• You don't want to keep writing/deleting to a SSD.

    For all but the most extreme home users it'll never be a problem. I have to worry about it in server environments but that's where the SSDs are being hammered constantly.

    SSD technology, endurance, wear leveling, etc has moved on a long way since the first SSDs.

  • Yeah i'm sure I read somewhere that the standard SSD now would still take more cycles or whatever before the controller fails than a HDD would. Plus once it does, doesn't it just freeze? The data remains afaik

  • Yeah i'm sure I read somewhere that the standard SSD now would still take more cycles or whatever before the controller fails than a HDD would. Plus once it does, doesn't it just freeze?

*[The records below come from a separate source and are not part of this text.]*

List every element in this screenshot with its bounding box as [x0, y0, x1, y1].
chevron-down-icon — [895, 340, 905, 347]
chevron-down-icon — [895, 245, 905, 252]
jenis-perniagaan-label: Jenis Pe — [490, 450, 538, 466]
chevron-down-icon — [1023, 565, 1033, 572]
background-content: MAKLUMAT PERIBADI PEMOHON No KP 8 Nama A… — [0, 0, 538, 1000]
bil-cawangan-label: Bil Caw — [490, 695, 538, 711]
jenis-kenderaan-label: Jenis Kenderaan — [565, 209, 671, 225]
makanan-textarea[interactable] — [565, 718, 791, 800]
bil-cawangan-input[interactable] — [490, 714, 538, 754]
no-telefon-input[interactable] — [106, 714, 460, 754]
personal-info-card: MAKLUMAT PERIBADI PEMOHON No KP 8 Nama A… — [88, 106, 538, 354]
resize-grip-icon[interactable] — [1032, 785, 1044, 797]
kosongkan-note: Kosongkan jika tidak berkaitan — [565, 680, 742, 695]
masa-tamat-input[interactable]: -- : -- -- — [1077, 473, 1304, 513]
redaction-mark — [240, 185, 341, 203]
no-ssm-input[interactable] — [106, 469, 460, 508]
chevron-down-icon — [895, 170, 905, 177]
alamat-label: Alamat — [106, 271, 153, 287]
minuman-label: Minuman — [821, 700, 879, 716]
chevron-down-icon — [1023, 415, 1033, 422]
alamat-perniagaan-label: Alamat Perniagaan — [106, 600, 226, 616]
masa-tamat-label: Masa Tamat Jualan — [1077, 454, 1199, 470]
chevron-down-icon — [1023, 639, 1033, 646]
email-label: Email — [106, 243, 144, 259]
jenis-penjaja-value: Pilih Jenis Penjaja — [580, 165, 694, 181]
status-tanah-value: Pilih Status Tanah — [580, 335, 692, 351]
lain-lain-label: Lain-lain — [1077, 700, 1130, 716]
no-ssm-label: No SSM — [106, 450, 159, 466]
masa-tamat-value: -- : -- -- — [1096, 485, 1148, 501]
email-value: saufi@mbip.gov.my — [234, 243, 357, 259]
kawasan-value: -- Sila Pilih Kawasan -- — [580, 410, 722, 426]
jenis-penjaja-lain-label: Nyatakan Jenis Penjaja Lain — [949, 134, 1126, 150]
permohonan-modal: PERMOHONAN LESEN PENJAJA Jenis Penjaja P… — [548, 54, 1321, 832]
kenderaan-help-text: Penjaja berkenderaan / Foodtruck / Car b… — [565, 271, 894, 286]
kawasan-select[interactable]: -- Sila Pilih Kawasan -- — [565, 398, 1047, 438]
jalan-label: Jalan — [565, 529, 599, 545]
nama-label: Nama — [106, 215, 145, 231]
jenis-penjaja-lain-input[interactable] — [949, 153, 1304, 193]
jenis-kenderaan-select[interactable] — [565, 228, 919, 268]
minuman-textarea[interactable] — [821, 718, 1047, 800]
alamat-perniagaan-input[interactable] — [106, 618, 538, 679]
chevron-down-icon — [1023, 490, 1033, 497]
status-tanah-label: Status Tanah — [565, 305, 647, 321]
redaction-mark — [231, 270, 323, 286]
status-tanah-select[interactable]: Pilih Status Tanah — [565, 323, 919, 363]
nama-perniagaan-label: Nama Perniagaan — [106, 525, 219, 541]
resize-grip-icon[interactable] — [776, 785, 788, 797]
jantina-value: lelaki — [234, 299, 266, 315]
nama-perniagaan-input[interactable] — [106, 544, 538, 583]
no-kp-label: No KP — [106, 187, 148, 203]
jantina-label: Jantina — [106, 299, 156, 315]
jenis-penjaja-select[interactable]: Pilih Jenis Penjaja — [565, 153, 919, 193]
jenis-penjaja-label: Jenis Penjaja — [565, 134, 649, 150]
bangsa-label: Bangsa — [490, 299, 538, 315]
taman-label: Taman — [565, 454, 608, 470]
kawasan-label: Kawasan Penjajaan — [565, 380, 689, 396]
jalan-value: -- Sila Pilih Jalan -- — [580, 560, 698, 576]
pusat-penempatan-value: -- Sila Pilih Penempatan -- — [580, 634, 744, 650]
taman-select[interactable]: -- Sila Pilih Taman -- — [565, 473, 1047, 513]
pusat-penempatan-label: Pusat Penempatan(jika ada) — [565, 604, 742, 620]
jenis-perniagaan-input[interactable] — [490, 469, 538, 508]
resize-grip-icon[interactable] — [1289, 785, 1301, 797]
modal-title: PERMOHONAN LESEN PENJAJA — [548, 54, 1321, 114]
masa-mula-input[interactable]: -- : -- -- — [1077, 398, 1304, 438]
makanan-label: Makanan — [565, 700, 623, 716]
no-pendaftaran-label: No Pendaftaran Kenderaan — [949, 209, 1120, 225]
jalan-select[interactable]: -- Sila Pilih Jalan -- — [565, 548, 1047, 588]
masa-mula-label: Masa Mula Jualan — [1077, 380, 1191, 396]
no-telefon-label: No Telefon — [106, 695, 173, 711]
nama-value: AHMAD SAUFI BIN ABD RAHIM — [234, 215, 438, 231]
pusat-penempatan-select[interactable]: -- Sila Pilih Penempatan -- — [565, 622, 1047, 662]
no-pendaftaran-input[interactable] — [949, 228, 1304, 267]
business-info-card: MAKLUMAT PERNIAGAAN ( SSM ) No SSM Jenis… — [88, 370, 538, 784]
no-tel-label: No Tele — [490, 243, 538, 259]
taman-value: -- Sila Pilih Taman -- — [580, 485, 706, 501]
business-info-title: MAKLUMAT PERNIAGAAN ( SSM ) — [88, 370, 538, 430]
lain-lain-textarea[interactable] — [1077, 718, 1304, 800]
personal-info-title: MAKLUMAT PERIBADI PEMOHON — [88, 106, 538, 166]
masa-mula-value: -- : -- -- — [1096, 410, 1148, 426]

The data remains afaik

    As blocks reach their wear limit the SSD will mark them as 'bad' and not reuse them, it effectively slowly reduces the spare capacity of the SSD. Existing data is safe (unless there's some other catastrophic failure).

    As for endurance:-

    http://www.storagesearch.com/ssdmyths-endurance.html

    Today's commodity 2D MLC flash has raw wear-out in the 2,000 to 3,000 write cycle range.

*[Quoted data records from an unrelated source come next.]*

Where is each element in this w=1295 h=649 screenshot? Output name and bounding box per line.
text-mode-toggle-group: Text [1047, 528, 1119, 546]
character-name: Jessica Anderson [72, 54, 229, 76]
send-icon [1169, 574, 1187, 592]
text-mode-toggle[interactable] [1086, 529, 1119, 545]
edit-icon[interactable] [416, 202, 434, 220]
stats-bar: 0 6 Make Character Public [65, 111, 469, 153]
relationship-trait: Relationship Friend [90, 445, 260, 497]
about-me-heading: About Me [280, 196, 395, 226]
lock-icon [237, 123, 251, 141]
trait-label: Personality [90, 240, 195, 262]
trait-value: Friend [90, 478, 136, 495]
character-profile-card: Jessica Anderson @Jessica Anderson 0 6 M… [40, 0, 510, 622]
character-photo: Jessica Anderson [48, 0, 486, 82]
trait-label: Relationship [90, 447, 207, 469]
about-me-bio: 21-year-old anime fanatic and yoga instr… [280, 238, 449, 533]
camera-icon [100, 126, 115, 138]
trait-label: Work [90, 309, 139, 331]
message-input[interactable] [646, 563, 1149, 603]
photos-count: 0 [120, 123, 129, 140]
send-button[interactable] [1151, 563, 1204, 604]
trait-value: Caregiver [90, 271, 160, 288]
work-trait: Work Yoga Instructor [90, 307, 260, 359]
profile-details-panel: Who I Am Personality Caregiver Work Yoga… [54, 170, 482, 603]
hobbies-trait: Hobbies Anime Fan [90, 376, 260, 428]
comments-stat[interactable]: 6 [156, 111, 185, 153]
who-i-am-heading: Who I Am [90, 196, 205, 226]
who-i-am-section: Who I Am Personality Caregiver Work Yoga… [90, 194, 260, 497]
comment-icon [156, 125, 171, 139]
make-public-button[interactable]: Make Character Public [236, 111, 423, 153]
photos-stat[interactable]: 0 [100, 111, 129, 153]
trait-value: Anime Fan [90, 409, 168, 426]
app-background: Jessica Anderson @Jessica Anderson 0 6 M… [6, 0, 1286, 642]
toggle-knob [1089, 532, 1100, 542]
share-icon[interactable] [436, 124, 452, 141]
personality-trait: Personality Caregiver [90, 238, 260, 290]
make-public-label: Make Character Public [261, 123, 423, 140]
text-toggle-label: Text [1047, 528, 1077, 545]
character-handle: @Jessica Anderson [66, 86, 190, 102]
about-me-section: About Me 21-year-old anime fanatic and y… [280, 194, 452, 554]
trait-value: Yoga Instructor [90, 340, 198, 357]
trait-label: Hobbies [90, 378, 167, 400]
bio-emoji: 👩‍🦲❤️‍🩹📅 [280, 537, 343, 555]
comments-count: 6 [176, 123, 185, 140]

    So, if you have a 512GB SSD you can effectively write about 2500*512GB before the SSD would be spent.

    To do that in a 5 year period you'd need to write 2500*512GB/(5*365) =~ 700GB a day to it, every day for 5 years. Unlikely in normal usage.

    Even if you write ~100GB a day (still a lot) then it should last for 35 years, easily past the date it will be obsolete.